Here are five fun facts about Muirfield:
1) The Honourable Company of Edinburgh Golfers is based at Muirfield, and claims to be the oldest golf club in the world. Its records go back to 1744, when some members – then known as the “Gentlemen Golfers of Leith” – wrote up the 13 rules of golf. Those standards were later adopted by the Royal & Ancient Golf Club of St. Andrews, which took over the role of administering the rules in 1897.
2) We’re all accustomed to professional golf tournaments being played out over 72 holes – four rounds of 18 holes. That practice began at Muirfield in 1892, the first time the course hosted the Open Championship. The tournament was won by amateur Harold Hilton.
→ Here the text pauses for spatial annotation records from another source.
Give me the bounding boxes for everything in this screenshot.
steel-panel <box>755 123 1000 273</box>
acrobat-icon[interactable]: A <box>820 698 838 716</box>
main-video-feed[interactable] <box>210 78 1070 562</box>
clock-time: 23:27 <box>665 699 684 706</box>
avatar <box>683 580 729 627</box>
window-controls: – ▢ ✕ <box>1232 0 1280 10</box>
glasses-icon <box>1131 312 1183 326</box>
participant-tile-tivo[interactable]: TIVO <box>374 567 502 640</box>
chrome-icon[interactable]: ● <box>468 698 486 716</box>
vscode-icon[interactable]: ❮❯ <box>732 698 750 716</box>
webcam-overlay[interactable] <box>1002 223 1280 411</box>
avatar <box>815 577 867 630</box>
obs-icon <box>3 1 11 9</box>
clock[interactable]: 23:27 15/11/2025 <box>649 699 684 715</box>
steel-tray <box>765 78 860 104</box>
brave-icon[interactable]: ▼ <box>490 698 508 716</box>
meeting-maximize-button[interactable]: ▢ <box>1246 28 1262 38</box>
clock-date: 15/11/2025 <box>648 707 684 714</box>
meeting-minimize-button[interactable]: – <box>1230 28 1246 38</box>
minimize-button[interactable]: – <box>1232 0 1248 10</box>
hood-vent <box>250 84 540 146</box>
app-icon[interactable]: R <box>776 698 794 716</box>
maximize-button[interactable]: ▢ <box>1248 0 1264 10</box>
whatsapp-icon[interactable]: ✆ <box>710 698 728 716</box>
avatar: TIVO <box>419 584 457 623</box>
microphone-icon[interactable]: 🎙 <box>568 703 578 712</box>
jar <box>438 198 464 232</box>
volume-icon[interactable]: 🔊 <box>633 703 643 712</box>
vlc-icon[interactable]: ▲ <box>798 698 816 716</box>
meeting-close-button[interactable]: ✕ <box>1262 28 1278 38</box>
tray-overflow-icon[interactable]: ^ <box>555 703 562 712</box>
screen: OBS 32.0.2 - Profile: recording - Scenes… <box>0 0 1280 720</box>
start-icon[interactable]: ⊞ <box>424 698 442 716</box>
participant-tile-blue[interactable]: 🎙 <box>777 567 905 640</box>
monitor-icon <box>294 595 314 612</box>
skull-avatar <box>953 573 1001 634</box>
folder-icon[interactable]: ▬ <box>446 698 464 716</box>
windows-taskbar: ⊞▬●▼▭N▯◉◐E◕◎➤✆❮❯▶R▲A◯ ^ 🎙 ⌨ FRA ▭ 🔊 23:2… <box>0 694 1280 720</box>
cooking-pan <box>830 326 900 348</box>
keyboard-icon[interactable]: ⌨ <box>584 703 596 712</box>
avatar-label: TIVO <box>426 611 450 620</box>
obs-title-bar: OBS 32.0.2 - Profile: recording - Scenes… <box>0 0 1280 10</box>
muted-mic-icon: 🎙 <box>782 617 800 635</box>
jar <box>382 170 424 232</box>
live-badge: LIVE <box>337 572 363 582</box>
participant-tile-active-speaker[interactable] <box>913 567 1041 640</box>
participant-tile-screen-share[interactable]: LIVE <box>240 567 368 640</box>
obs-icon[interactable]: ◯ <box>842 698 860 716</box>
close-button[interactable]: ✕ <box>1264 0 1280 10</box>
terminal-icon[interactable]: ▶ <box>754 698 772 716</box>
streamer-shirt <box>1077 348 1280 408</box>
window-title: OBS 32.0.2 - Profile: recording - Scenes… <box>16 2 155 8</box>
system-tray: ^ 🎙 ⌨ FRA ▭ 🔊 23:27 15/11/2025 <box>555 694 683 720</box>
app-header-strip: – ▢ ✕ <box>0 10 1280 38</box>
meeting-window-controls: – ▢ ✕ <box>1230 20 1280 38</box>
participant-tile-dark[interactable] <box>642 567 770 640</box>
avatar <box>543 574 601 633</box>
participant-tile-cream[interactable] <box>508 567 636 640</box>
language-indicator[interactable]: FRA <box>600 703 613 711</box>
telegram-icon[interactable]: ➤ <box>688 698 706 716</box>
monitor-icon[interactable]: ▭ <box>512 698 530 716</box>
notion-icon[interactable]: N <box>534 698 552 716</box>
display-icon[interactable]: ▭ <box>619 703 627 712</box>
3) Most links courses abide by a layout of nine holes out from the clubhouse and nine holes back in. Not Muirfield. It was the first of its kind to be designed in a loop. The first nine holes run clockwise to encircle the entire Muirfield property. The back nine holes then play out, for the most part, in a counterclockwise loop inside the larger loop of the front nine. And the 18th green ends up right back near the first tee. This layout guarantees that that the wind, which is plentiful coming off the nearby North Sea, affects shots differently on every hole.
4) When members play the course, games of fourball – the most common type of golf, which involves a group of four players, who each hit their own ball every time – are allowed only in the morning. The afternoon features “foursomes,” which at Muirfield means a group of four takes on the course together, but in teams of two. And the two players on a team alternate taking shots.
5) There have only been two holes in one during an Open Championship at Muirfield. The first ace was sunk by Billy Andrade in 1987, and the second by Paul McGinley in 1992. Both came on the par-3 seventh hole, which is 185 yards.